Gilt mutual funds are now the greatest way for regular investors to purchase government assets. Another option was to purchase it through g-sec dealers, who would compete with other institutional buyers such as mutual funds in the RBI’s primary market auction, which takes place every Friday. However, the BSE and the NSE are good places to go if you want to buy existing g-secs listed on the secondary market. However, these are illiquid marketplaces. On the Negotiated Dealing System platform, your broker can also purchase g-secs and transfer them to your Demat account.

However, there are obstacles. “Investors shied away from G-Secs due to a lack of understanding among small investors, procedural hurdles such as registering a CSGL account with the RBI, and limited liquidity in the secondary market,” says an expert. A CSGL account is a type of Demat account that contains government securities and supports NDS-OM trades. The NSE GO-BID app, which lets you buy g-secs, has eliminated the need for a CSGL account and instead places g-secs directly in your Demat account. However, there is a lack of awareness. The new facility intends to eliminate such annoyances.

“As the fiscal imbalance grows, so does the government’s borrowing to cover it. As a result, the RBI is looking for additional funding sources. As a result, RBI wants individual investors to be able to access G-Secs, broadening the investor pool,” says another expert.

Small investors may be hesitant to take advantage of the offer. Small investors seek ‘high return generating’ items to invest in. Although G-Sec carries a low credit risk, it does not deliver high returns when compared to alternative options such as most small savings plans and stocks.

However, some people might be interested in learning more about this possibility. Long-term investors have suffered as a result of recent negative events in perpetual bonds. Long-term g-secs may appeal to such investors because there is no credit risk and the g-secs are widely held by institutional investors,” the expert says.
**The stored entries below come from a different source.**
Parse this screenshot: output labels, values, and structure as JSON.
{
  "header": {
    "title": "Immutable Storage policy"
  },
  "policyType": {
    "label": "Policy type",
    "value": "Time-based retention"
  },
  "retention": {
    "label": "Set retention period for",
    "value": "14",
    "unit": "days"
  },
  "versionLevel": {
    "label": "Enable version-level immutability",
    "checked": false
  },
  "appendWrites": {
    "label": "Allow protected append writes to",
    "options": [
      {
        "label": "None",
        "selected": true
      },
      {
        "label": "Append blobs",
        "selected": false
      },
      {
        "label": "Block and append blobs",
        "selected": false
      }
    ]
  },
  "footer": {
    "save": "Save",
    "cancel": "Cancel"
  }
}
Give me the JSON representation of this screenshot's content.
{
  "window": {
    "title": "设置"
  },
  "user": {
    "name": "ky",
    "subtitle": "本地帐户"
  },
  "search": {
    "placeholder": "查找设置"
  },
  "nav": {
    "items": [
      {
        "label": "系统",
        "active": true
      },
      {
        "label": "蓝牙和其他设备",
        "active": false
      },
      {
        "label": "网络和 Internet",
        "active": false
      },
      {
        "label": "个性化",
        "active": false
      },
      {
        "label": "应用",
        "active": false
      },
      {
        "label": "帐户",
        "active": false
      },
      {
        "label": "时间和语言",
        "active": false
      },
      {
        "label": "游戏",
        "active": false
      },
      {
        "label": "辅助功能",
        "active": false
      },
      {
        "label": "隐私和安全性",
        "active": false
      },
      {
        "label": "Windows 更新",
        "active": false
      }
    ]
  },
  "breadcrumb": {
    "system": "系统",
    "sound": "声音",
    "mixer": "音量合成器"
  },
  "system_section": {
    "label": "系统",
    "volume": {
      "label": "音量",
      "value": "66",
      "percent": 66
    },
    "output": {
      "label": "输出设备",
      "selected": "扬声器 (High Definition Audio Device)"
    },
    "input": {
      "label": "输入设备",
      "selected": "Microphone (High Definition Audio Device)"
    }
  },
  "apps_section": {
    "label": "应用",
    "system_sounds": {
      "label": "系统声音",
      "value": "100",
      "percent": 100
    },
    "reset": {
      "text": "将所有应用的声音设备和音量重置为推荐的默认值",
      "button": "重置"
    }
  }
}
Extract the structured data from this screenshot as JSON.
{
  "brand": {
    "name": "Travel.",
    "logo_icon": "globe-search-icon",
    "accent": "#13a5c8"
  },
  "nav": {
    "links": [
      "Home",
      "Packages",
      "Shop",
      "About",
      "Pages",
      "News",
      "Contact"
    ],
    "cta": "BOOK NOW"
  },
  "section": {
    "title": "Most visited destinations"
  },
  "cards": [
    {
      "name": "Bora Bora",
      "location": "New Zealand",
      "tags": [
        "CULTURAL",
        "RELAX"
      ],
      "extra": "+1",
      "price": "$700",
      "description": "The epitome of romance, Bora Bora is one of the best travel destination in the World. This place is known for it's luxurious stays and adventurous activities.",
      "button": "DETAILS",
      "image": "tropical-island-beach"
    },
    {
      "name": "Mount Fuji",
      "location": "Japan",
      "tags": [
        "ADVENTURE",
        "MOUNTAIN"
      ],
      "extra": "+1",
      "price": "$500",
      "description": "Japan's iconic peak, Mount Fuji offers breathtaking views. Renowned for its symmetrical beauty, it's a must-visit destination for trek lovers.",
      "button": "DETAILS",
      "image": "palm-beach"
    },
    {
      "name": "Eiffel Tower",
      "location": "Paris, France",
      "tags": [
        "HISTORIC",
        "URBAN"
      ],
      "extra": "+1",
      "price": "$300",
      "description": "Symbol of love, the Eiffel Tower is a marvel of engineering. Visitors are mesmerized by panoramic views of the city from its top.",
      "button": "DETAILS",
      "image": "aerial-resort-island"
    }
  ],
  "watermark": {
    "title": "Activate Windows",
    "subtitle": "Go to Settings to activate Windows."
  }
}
What about a lack of liquidity?

The major disadvantage of g-sec investing has been the lack of secondary market liquidity in retail lots. If your deal size is substantially less than the ballpark number of Rs 5 crore in the secondary market, you may have to sell it below fair value. Investors should keep an eye on the secondary market liquidity situation following the debut of RBI-RD. Though liquidity is projected to improve over time, experts caution that nothing is certain. He adds that when investing in G-Secs, you should be prepared to hold them until they mature.

Experts believe the RBI will take decisive action to boost liquidity in the secondary market by requiring primary dealers and major institutional investors to engage in the odd lot market. Improving secondary market liquidity is critical to the success of this facility. According to the fund manager stated above, Bond ETFs have seen better liquidity due to market makers.

Should you put money into something?

Though investing in a credit-risk-free investment option is a smart idea, investors must consider a number of aspects. Compare grate sec’s of return with an alternative with nearly no credit risk. A five-year g-sec, for example, can be compared to a nationalised bank’s five-year fixed deposit or the National Saving Certificate. Also, look into pre-emptive exit clauses. Other choices include a premature withdrawal penalty or only allow a partial withdrawal, with the exception of tax-saving fixed income investments. This should be viewed from the perspective of G-Sec retail lots having minimal secondary market liquidity.


Frequently Asked Questions (FAQs)

Q1. What are government securities?

Government securities are sovereign government debt instruments. They sell these items to help support day-to-day government operations as well as specific infrastructure and military projects. These investments function similarly to a corporate debt issue.

Q2. Is it possible for an NBFC to purchase government securities?

NBFC can buy shares, stocks, bonds, debentures, and other securities from the government and local governments, as well as other marketable securities. It could be in the hire-purchase, leasing, insurance, or chit fund business.